Автор книги: Франсуаза Малле-Жорис
Жанр: Современная зарубежная литература, Современная проза
Возрастные ограничения: +16
сообщить о неприемлемом содержимом
Текущая страница: 4 (всего у книги 18 страниц) [доступный отрывок для чтения: 6 страниц]
Смерть тетушки
Тетушка так мало менялась, во всяком случае, для нас она дряхлела совсем незаметно, и мы давно привыкли считать нашу тетушку – капризную, деспотичную, великодушную, злую на язык, упрямую, с внезапными порывами детского восторга («Так вы и вправду, на самом деле меня любите?»), за которыми следовала какая-нибудь высказанная с наслаждением гадость, черный юмор на грани садизма, забавную, изрекающую возвышенные глупости, одержимую стремлением к независимости, как навязчивой идеей, от которой она не желала отказываться, несмотря на все возрастающую физическую беспомощность, – мы привыкли считать нашу тетушку бессмертной. Ей было девяносто три года.

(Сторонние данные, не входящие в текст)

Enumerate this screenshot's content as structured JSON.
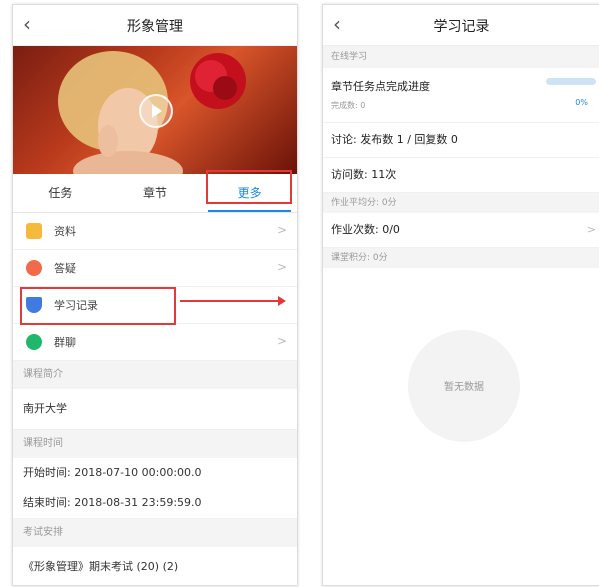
{
  "left": {
    "title": "形象管理",
    "tabs": [
      "任务",
      "章节",
      "更多"
    ],
    "menu": [
      {
        "label": "资料",
        "icon": "document-icon",
        "color": "#f5b93b",
        "chevron": true
      },
      {
        "label": "答疑",
        "icon": "question-icon",
        "color": "#f26a4b",
        "chevron": true
      },
      {
        "label": "学习记录",
        "icon": "study-record-icon",
        "color": "#3f7be0",
        "chevron": false
      },
      {
        "label": "群聊",
        "icon": "chat-icon",
        "color": "#1fb86a",
        "chevron": true
      }
    ],
    "course_intro_head": "课程简介",
    "school": "南开大学",
    "course_time_head": "课程时间",
    "start_time": "开始时间: 2018-07-10 00:00:00.0",
    "end_time": "结束时间: 2018-08-31 23:59:59.0",
    "exam_head": "考试安排",
    "exam_item": "《形象管理》期末考试 (20) (2)"
  },
  "right": {
    "title": "学习记录",
    "online_head": "在线学习",
    "chapter_progress_label": "章节任务点完成进度",
    "completed_count": "完成数: 0",
    "progress_percent": "0%",
    "progress_value": 0,
    "discussion": "讨论: 发布数 1 / 回复数 0",
    "visits": "访问数: 11次",
    "homework_avg": "作业平均分: 0分",
    "homework_count": "作业次数: 0/0",
    "class_points": "课堂积分: 0分",
    "empty_text": "暂无数据"
  },
  "colors": {
    "accent": "#1e88e5",
    "highlight": "#e23a3a"
  }
}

Главной чертой ее характера была, несомненно, гордость, гордость, возведенная в такую степень, какая уже граничит с глупостью. Чем больше она нуждалась в других, тем больше старалась стать совершенно невыносимой – это было для нее вопросом чести.
Жаку:
– Ты прекрасно за мной ухаживаешь, но все равно чувствуется, что это не от чистого сердца!
Мне:
– У вас доброе сердце, бедняжка, но какая же вы неловкая! Хотите помочь, а делаете больно!
Своей консьержке, славной женщине, которая старалась развлечь ее своей болтовней:
– Вы считаете, что очень интересно слушать о несчастьях других?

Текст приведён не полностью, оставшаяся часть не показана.